FYE is a three-part course with an instructor who educates students on how to properly handle college. Each class focuses on a different aspect of success and helps to prepare students for the long path to graduation. It has also proven to help them stay on track.
This sounds fundamental to the improving one’s grades and work ethic but has it helped students as much as it advertises? And should it be mandatory?
Jodi Stapleton is part of the advising department at Clackamas Community College and has been involved with FYE for the last three years. She said she has seen much growth in the students as well as the class itself.
“When students come back to us after taking an FYE class they are really just in a different place than they were when we first saw them. They’re more prepared, they understand college life more, they’re doing better in their classes,” Stapleton said. “Most of those students have not taken an FYE class and didn’t know that they should have or that it was available. You don’t see students who take FYE as often coming back to us needing to get that assistance. So, it’s really a foundational class and it’s an important first step.”
Ross Foster, a student who has gone through all three courses, said that the class has been essential to giving him the tools needed to maintain a steady work ethic. A veteran in his 30s, he found that FYE gave him the structure he thrived on while in the military.
“I do believe it should be mandatory and the reason for that is a lot of students when they come in from high school don’t understand what to expect,” Foster said. “Honestly, I’m in my early 30s and after the structure that I had in the military, I needed some idea for how to conduct myself in college. I was having trouble keeping up with my grades, so I came in here, and I’ve been doing a lot better since.”

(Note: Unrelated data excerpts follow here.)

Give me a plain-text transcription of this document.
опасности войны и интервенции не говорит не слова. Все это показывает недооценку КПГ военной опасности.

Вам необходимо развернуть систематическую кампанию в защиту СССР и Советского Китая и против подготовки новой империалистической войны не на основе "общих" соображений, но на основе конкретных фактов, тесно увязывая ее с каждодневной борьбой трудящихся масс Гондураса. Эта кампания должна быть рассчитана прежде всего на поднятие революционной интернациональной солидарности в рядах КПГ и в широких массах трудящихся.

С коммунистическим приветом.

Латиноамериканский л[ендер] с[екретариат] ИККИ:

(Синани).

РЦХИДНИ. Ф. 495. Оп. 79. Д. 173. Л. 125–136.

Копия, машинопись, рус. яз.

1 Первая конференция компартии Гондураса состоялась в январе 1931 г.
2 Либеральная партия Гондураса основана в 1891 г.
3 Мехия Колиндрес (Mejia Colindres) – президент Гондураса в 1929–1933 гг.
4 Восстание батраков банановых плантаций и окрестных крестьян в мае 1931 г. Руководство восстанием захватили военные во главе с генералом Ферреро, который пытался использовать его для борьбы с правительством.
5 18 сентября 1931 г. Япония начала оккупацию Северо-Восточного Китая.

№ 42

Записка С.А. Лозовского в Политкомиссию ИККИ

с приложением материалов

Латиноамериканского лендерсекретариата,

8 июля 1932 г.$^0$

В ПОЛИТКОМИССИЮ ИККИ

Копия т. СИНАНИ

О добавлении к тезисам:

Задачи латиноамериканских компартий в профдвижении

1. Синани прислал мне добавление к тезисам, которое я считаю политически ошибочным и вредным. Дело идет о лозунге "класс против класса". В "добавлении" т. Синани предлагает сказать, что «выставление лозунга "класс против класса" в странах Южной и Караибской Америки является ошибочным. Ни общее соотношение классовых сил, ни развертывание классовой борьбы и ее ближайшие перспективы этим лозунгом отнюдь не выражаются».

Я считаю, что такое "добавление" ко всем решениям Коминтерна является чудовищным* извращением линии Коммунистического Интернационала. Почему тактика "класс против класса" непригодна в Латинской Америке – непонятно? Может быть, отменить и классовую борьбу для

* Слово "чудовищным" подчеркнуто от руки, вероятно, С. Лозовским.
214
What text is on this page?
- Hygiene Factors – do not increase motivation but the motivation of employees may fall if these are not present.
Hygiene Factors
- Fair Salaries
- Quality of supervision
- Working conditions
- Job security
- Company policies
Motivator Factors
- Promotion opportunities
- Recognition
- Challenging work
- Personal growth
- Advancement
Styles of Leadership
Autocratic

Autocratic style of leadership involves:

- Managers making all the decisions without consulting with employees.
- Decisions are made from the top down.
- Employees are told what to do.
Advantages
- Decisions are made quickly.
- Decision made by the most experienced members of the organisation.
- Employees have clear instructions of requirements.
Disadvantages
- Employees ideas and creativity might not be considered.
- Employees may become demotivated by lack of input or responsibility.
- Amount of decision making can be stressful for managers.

While students and advocates are the bread and butter of any good course, it’s the head teacher that keeps everything well constructed and oversees all operations. Green is the brains behind FYE, and while he is not the founder of the course he has taken the helm and has made it what it is today.
He said FYE was the brainchild of Casey Sims and Lisa Nielson a few years ago. They wanted to bring in a college success course into the school. “I wasn’t involved at that time but I’m glad they did,” Green said. “It’s really enlightened me.”
Green has seen tremendous growth within the class and shared statistics provided by institutional research, that furthers his message.
From 2014 to 2015, which was the first year of FYE, the rate of success for FYE students higher than non-FYE students was 6.9 percent. From 2015 to 2016, it jumped to 11.8 percent. From 2016 to 2017, it jumped to an unprecedented 22.5 percent.
“We’re proud of it,”said Green. “We try to make that transition from where they’re coming from smoother. The main thing of this course is, it makes them prepared for the rest of their college career, and as I like to say in new student advising sessions, the rest of their lives.”
Green is just one of many others who sees the potential that the course has to affect the lives of those who enroll in the class. While class sizes have grown steadily over the past three years, Green still finds that the FYE course deserves exposure, he believes making it mandatory could drastically improve the overall success rate of students at Clackamas.